Die Gelegenheit ergab sich, als Thamai nach vorn ging und sich zu den Priestern gesellte. Der Beginn stand kurz bevor, das war deutlich von allen Mienen abzulesen. Ich folgte Thamai, und Sibile hastete hinter uns her. Aber es klappte nicht so gut, wie ich es mir gewünscht hätte. Vier oder fünf Priester stellten sich uns in den Weg. »Halt! Zurück ...!« Thamai tat, als ob sie erst jetzt bemerkte, daß ich gefolgt war. »Tut mir leid, Ubali«, sagte sie entschuldigend. Weiter darfst du nicht. Sibile, bleib bei ihm, bis ich zurück bin.« »Gern, Schwester.« Ich setzte mich wieder, um Thamai zu erkennen zu geben, daß ich ihre Anordnung nicht mißachten würde. Ich befand mich nun in der Nähe der ersten Reihe, aber doch so weit dahinter, daß ich keines der Gesichter sehen konnte. Ich hätte sie mir gerne angesehen. Immerhin war ich nahe genug, daß ich den Priestern auf die Finger sehen konnte.

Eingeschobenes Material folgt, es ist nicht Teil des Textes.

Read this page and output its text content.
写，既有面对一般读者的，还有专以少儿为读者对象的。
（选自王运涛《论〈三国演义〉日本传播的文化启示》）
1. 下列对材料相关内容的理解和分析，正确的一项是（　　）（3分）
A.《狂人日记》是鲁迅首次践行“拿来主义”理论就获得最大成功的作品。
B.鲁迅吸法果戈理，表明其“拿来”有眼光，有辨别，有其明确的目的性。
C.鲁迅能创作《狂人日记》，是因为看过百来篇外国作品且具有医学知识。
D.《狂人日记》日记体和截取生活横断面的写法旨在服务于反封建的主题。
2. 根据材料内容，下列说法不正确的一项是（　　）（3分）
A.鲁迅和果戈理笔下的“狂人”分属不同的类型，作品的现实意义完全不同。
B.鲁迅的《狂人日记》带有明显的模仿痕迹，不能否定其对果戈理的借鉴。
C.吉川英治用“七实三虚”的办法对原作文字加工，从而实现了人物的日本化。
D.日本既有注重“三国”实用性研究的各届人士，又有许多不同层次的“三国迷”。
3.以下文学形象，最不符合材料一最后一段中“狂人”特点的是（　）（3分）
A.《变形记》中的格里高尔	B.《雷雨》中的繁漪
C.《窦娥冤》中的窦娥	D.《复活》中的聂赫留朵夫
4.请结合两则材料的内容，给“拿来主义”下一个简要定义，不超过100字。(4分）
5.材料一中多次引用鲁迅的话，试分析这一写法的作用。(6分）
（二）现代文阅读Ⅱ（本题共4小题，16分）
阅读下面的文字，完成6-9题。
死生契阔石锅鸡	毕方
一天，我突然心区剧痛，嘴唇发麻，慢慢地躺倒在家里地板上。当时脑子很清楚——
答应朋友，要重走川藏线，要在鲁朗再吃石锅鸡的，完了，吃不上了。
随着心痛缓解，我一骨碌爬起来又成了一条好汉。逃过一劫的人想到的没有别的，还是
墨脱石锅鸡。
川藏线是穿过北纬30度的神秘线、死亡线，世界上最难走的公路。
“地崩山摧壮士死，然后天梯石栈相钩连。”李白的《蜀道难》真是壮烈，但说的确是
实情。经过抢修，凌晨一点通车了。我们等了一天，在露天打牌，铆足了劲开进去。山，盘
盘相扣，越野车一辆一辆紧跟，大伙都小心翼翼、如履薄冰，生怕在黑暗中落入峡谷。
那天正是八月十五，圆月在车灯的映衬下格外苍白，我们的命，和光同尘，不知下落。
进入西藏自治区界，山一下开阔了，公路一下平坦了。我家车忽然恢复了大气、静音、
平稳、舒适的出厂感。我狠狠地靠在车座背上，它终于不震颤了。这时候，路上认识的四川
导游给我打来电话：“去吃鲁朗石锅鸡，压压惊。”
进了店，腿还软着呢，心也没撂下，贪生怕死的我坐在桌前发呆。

Gleich darauf trat Ukandar vor die Versammelten und hielt eine schwülstige Rede über die einfachen Dinge, die diese Menschen bewegten. Daß es ein gutes Jahr gewesen sei, daß Vitu ihnen wohlgesinnt sei – und, kurz zusammengefaßt, daß das alles mehr oder weniger sein Verdienst gewesen sei. Das alles nahmen die Versammelten schweigend auf.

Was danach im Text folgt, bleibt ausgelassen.